L'émanation nationale de ces comités populaires est le Congrès Général du Peuple (CGP) qui est, théoriquement, l'organe législatif du pays. Mais, de l'autre côté, ces comités populaires sont contrôlés par d'autres comités, dits révolutionnaires, qui regroupent des personnes censées préserver l'idéal révolutionnaire du régime. Ces comités révolutionnaires forment les troupes rapprochées de Kadhafi au niveau politique.
Cette structure dichotomique horizontale entre un pouvoir politique, censément révolutionnaire, et un pouvoir représentatif, censément populaire, est, en outre, concurrencée par de nombreuses structures verticales qui convergent vers Kadhafi.
Le principal organe législatif, le Congrès Général du Peuple Libyen n'a que très peu d'attributions : la défense, les affaires étrangères, l'intérieur et l'économie lui échappent. Kadhafi a en réalité multiplié les structures qui ne dépendent que de lui, dont les attributions sont floues mais les pouvoirs importants. Le plus important est un comité qui regroupe les chefs du coup d'Etat de 1969 et ses principaux conseillers politiques, dont le périmètre d'action est variable mais puissant.
On trouve aussi l'Institut du Livre Vert ou un organe regroupant des gardiens de l'esprit de la révolution libyenne...
En abolissant la constitution, et donc l'Etat au sens classique, Kadhafi a assuré son pouvoir, puisqu'un nouveau comité peut, à tout moment, être créé pour perpétuer un système fondé sur des allégeances personnelles et la redistribution d'une partie de la rentre pétrolière. Kadhafi joue de cette absence de structures cohérentes et stables. Puisqu'il n'existe pas de règles fixes, tout dépend d'un prétendu esprit révolutionnaire, qu'il est le seul à incarner. Quand Kadhafi dit qu'il ne peut pas démissionner parce qu'il n'a pas de rôle officiel, c'est structurellement exact. Il affirme être le guide et l'esprit de la révolution, ce qui lui donne un pouvoir d'autant plus fort qu'il est informel et diffus.
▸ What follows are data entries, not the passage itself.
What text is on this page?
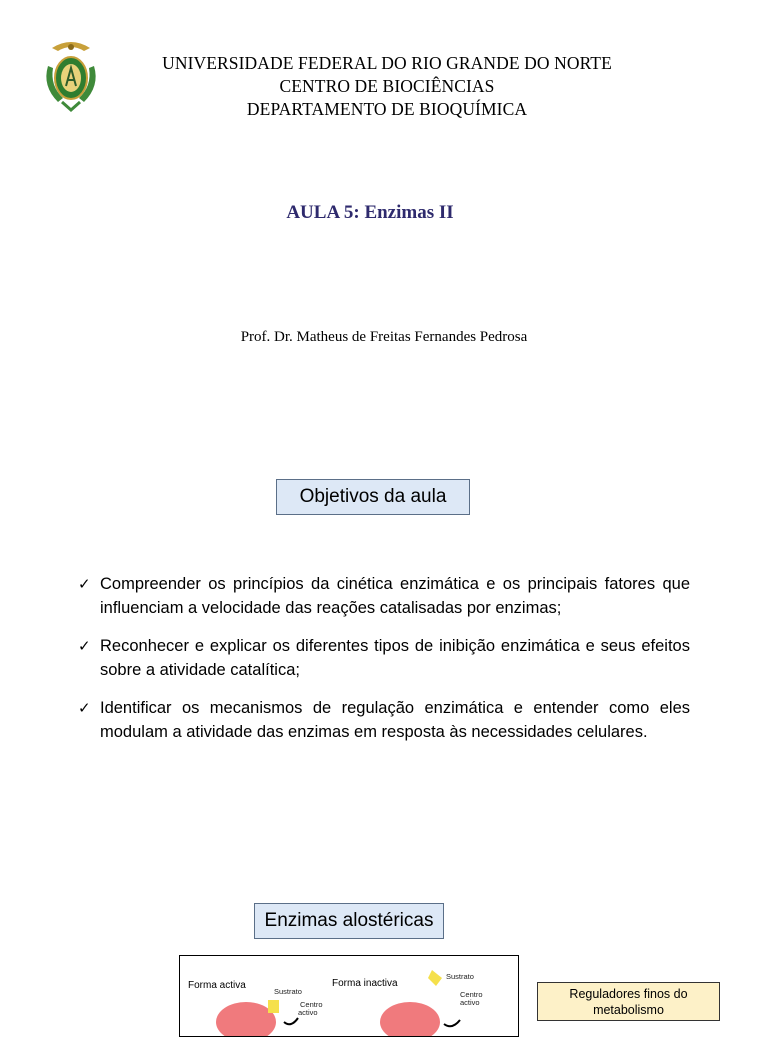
UNIVERSIDADE FEDERAL DO RIO GRANDE DO NORTE
CENTRO DE BIOCIÊNCIAS
DEPARTAMENTO DE BIOQUÍMICA
AULA 5: Enzimas II
Prof. Dr. Matheus de Freitas Fernandes Pedrosa
Objetivos da aula
✓ Compreender os princípios da cinética enzimática e os principais fatores que influenciam a velocidade das reações catalisadas por enzimas;
✓ Reconhecer e explicar os diferentes tipos de inibição enzimática e seus efeitos sobre a atividade catalítica;
✓ Identificar os mecanismos de regulação enzimática e entender como eles modulam a atividade das enzimas em resposta às necessidades celulares.
Enzimas alostéricas
Forma activa
Sustrato
Centro
activo
Forma inactiva
Sustrato
Centro
activo
Reguladores finos do metabolismo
On a vu, la semaine dernière, Kadhafi lire des extraits de son Livre Vert : cet ouvrage sert-il en quelque sorte de code civil ou constitutionnel en Libye ?
Le Livre Vert est aussi typique du système et du fonctionnement de Kadhafi. C'est un ensemble de maximes politico-philosophiques et de remarques sur la société dont l'interprétation est variable, mais peut, in fine, légitimer toute autorité. Rien n'est régulé, tout est fondé sur des principes flous, et chacun peut faire preuve d'un esprit plus révolutionnaire que l'autre dans l'interprétation du Livre Vert pour s'attirer les bonnes grâces du guide suprême.
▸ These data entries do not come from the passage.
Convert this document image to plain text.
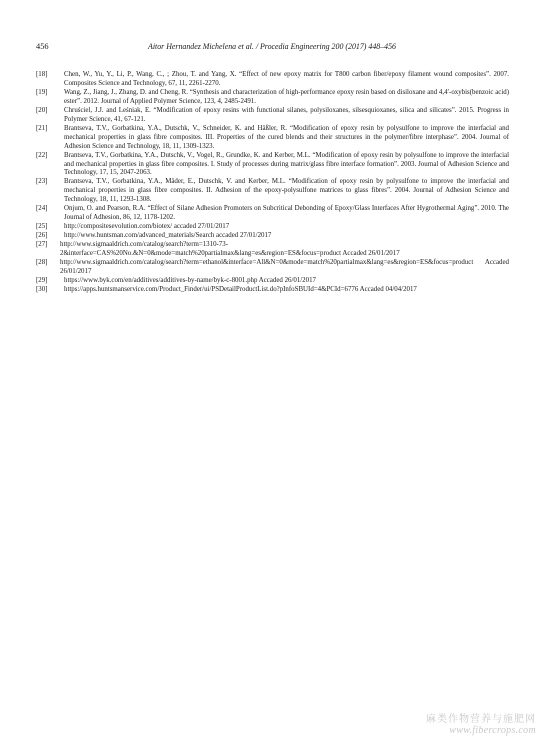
456	Aitor Hernandez Michelena et al. / Procedia Engineering 200 (2017) 448–456
[18] Chen, W., Yu, Y., Li, P., Wang, C., ; Zhou, T. and Yang, X. “Effect of new epoxy matrix for T800 carbon fiber/epoxy filament wound composites”. 2007. Composites Science and Technology, 67, 11, 2261-2270.
[19] Wang, Z., Jiang, J., Zhang, D. and Cheng, R. “Synthesis and characterization of high-performance epoxy resin based on disiloxane and 4,4′-oxybis(benzoic acid) ester”. 2012. Journal of Applied Polymer Science, 123, 4, 2485-2491.
[20] Chruściel, J.J. and Leśniak, E. “Modification of epoxy resins with functional silanes, polysiloxanes, silsesquioxanes, silica and silicates”. 2015. Progress in Polymer Science, 41, 67-121.
[21] Brantseva, T.V., Gorbatkina, Y.A., Dutschk, V., Schneider, K. and Häßler, R. “Modification of epoxy resin by polysulfone to improve the interfacial and mechanical properties in glass fibre composites. III. Properties of the cured blends and their structures in the polymer/fibre interphase”. 2004. Journal of Adhesion Science and Technology, 18, 11, 1309-1323.
[22] Brantseva, T.V., Gorbatkina, Y.A., Dutschk, V., Vogel, R., Grundke, K. and Kerber, M.L. “Modification of epoxy resin by polysulfone to improve the interfacial and mechanical properties in glass fibre composites. I. Study of processes during matrix/glass fibre interface formation”. 2003. Journal of Adhesion Science and Technology, 17, 15, 2047-2063.
[23] Brantseva, T.V., Gorbatkina, Y.A., Mäder, E., Dutschk, V. and Kerber, M.L. “Modification of epoxy resin by polysulfone to improve the interfacial and mechanical properties in glass fibre composites. II. Adhesion of the epoxy-polysulfone matrices to glass fibres”. 2004. Journal of Adhesion Science and Technology, 18, 11, 1293-1308.
[24] Onjum, O. and Pearson, R.A. “Effect of Silane Adhesion Promoters on Subcritical Debonding of Epoxy/Glass Interfaces After Hygrothermal Aging”. 2010. The Journal of Adhesion, 86, 12, 1178-1202.
[25] http://compositesevolution.com/biotex/ accaded 27/01/2017
[26] http://www.huntsman.com/advanced_materials/Search accaded 27/01/2017
[27] http://www.sigmaaldrich.com/catalog/search?term=1310-73-2&interface=CAS%20No.&N=0&mode=match%20partialmax&lang=es&region=ES&focus=product Accaded 26/01/2017
[28] http://www.sigmaaldrich.com/catalog/search?term=ethanol&interface=All&N=0&mode=match%20partialmax&lang=es&region=ES&focus=product Accaded 26/01/2017
[29] https://www.byk.com/en/additives/additives-by-name/byk-c-8001.php Accaded 26/01/2017
[30] https://apps.huntsmanservice.com/Product_Finder/ui/PSDetailProductList.do?pInfoSBUId=4&PCId=6776 Accaded 04/04/2017
麻类作物营养与施肥网
www.fibercrops.com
Kadhafi a écrit ce Livre Vert en référence au Petit Livre Rouge de Mao Zedong en voulant en faire l'ouvrage de référence d'une troisième voie - la voie révolutionnaire - entre le capitalisme et le socialisme. On comprend mal Kadhafi si on oublie qu'il se pense pénétré d'une mission prométhéenne, quasi-messianique, pour guider les masses arabes vers un monde nouveau.
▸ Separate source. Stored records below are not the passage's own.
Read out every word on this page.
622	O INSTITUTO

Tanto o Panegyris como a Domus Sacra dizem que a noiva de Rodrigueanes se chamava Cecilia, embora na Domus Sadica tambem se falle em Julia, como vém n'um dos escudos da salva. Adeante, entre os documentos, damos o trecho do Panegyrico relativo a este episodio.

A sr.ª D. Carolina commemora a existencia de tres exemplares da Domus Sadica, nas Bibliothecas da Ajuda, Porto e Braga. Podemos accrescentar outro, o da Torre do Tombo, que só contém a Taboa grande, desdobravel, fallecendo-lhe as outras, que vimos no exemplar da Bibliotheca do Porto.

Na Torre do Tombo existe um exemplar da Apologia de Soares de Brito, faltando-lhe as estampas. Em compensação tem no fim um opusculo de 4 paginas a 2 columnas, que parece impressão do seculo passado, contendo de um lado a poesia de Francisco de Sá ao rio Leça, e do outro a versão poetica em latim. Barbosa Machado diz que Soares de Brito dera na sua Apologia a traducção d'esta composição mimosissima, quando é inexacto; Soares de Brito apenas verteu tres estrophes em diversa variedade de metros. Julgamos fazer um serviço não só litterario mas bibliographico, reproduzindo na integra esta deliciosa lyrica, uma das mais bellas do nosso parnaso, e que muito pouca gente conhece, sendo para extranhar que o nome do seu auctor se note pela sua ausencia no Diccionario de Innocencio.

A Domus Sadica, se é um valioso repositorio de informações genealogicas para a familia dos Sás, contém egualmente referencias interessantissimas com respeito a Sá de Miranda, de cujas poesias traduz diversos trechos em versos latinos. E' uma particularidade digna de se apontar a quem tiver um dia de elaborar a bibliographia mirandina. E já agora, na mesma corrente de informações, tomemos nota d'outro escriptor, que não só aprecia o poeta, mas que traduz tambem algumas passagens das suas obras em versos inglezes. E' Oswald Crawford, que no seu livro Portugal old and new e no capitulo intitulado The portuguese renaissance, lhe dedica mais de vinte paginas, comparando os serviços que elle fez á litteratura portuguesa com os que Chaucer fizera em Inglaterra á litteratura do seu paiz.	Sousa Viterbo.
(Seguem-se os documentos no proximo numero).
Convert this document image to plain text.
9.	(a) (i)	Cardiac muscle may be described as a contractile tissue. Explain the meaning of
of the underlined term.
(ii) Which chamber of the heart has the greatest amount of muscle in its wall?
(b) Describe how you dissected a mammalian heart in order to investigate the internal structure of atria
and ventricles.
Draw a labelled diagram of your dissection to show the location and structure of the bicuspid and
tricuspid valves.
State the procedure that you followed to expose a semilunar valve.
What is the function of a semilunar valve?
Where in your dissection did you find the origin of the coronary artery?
En réalité, le Livre Vert est un ensemble de petits fascicules, portant sur la démocratie, la nature de l'Etat ou la place des femmes dans la société. Le Livre Vert rejette la démocratie occidentale, considérée comme imparfaite car permettant la domination de la majorité sur la minorité, pour une démocratie directe et décentralisée. Kadhafi prône une société organisée autour de petites entités : familles, quartiers, tribus et fondée sur l'intersolidarité de gens qui se connaissent.
Le Livre Vert est aussi influencé par des formes de socialisme européen : sur la place de la femme ou sur le fait que l'Etat doit assurer à ses citoyens de quoi se loger et se nourrir. On y retrouve donc le paradoxe libyen : à la fois un rôle important de l'Etat dans la vie quotidienne (distribution de nourritures, attribution de logements...) et une absence d'Etat, puisqu'il n'existe pas de structures étatiques ou institutionnelles fixes.